E é o próprio fundador do Facebook, Mark Zuckerberg, que diz que precisa de mais leis ao nível da publicidade. “Não tenho a certeza sobre se não devemos ser regulamentados, mas adorava ver regulamentação sobre transparência na publicidade”, disse à CNN, numa das muitas entrevistas que fez na quarta-feira à tarde, quando emergiu depois de cinco dias em silêncio desde o início do escândalo de recolha de dados.

Morozov descreve a situação como um empurrão para construir plataformas e serviços que não ponham a identidade digital e electrónica das pessoas nas mãos de anunciantes. “Se não resolvermos o problema agora, vamos ver muitas consequências económicas, como o aumento de desigualdade social”, alerta. “Já não falta muito tempo.”

O debate sobre como o fazer, porém, perdura.

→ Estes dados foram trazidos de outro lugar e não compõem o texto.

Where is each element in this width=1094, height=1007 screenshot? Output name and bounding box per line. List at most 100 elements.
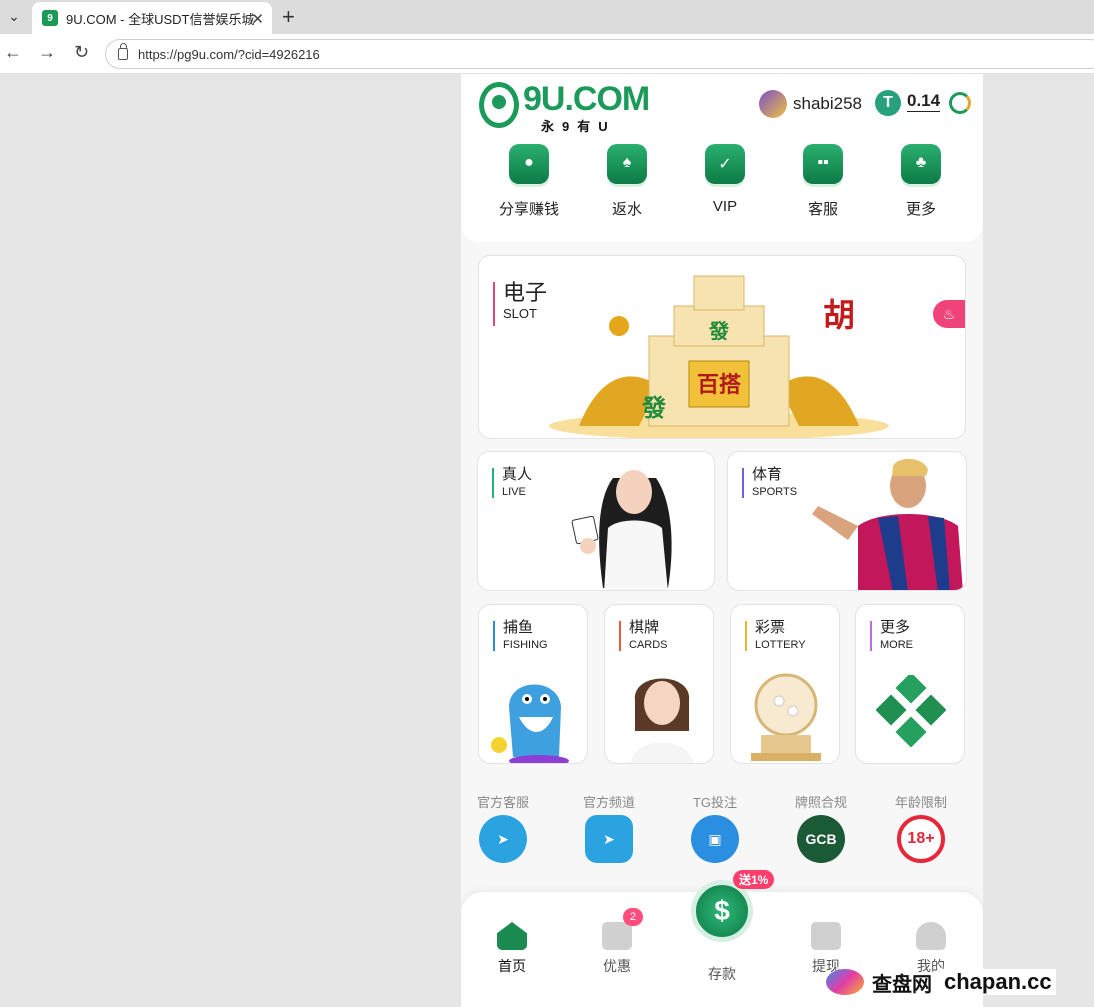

Enquanto as soluções demoram na Internet, quem não ignora títulos sobre a falta de privacidade na Internet, dados roubados, e notícias falsas, começa a perder a sensibilidade sobre o tema.

Há sítios onde a privacidade online já nem é vista como um direito. Em conversa com o PÚBLICO, uma produtora chinesa de conteúdo visual que pediu para não ser identificada defende o sistema que o seu país está a tentar impor. “Para ser sincera, eu já não me sinto muito mal. A nossa vida é cada vez mais transparente. Ao menos sabemos o que está a acontecer”.

O futuro que George Orwell imaginou pode não estar assim tão longe. Como comenta um dos utilizadores do Facebook, numa notícia do PÚBLICO sobre o tema: “Mas alguém ainda acha que a partir do momento em que estão numa rede social têm direito a alguma privacidade?”

Editado 27 de Março de 2018: Clarificado que a produtora de conteúdo visual chinesa pediu para não ser identificada, por receio de que falar sobre o tema pudesse ter repercussões no seu trabalho.